From the balanced equation, we can see that 1 mole of ethanoic acid reacts with 1 mole of KOH. The volume of KOH used is 25.5 cm3, and the concentration of KOH is 1.00 mol dm-3.
Using the relationship between volume, concentration, and moles (n = V * C), we can calculate the moles of KOH used.
moles of KOH = (25.5 cm3 * 1.00 mol dm-3) / 1000 cm3 = 0.0255 moles
Since the reaction is 1:1, the moles of ethanoic acid present in the sample would also be 0.0255 moles.
Next, we need to convert the moles of ethanoic acid to mass using the molar mass of ethanoic acid (CH3COOH), which is 60.0 g mol-1.
mass of ethanoic acid = 0.0255 moles * 60.0 g mol-1 = 1.53 grams
Therefore, the amount of unreacted aqueous ethanoic acid in the sample taken for titration with KOH is 1.53 grams.

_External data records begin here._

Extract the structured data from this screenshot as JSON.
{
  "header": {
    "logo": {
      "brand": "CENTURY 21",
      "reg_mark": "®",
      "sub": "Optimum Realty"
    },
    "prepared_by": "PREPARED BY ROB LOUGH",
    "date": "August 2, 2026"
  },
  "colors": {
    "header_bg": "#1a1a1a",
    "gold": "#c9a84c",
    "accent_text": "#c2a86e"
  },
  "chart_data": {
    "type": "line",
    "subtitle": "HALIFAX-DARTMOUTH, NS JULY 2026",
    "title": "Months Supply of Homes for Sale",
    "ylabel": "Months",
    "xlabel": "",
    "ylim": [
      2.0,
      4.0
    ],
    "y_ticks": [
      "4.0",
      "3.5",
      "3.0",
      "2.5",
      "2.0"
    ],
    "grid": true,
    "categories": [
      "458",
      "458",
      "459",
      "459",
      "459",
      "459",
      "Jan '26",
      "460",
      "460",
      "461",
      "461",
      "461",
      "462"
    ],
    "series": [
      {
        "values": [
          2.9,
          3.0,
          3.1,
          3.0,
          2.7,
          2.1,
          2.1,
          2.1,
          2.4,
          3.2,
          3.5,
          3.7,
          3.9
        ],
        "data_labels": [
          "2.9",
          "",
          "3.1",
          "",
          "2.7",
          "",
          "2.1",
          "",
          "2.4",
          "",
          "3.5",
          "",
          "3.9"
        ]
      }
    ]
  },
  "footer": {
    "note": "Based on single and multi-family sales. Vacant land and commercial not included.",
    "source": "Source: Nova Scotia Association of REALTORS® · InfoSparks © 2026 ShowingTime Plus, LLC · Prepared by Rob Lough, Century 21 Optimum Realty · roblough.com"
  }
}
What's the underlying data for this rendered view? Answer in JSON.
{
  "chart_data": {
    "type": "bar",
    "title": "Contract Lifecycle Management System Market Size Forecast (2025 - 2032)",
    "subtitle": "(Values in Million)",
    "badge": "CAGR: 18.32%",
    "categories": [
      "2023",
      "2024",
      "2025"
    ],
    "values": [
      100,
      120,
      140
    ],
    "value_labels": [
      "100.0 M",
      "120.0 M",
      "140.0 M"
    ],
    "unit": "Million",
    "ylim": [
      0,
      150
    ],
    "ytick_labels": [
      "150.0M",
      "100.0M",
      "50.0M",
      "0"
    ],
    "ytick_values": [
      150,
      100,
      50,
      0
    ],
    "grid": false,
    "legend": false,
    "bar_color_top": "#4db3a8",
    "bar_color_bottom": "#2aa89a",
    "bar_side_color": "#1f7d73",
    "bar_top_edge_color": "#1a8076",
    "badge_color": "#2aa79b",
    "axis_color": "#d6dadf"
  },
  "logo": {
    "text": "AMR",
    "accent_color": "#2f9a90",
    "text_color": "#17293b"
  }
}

v) To calculate the amount of aqueous ethanoic acid (CH3COOH(aq)) in the sealed flask at equilibrium, we need to consider the volume and concentration of the original ethanoic acid solution, as well as the dilution that occurred due to the addition of ethanol and water.
The initial volume of pure ethanoic acid is 25.0 cm3, and the final volume of the equilibrium mixture is 80.0 cm3 (sum of the volumes of ethanoic acid, ethanol, and water).
Using the formula of dilution (C1V1 = C2V2), we can calculate the concentration of ethanoic acid in the final equilibrium mixture.
Initial concentration of ethanoic acid:
C1 = moles / volume = unknown
Final concentration of ethanoic acid:
C2 = moles / volume = 0.0255 moles / (80.0 cm3 / 1000 cm3/dm3) = 0.319 mol dm-3
Now, we can use the dilution formula to find the initial concentration of ethanoic acid.
C1 * 25.0 cm3 = 0.319 mol dm-3 * 80.0 cm3 / 1000 cm3/dm3
C1 = (0.319 mol dm-3 * 80.0 cm3) / (1000 cm3/dm3 * 25.0 cm3) = 0.255 mol dm-3
Therefore, the initial concentration of aqueous ethanoic acid in the sealed flask at equilibrium is 0.255 mol dm-3.
Assumptions made in the calculation:
- The volume changes due to dilution are negligible compared to the initial volumes.
- The volumes are at room temperature and assume the same density as the substances provided in the data.
It's important to note that this answer is based on the information provided in the question, and any additional information or parameters should be considered if available.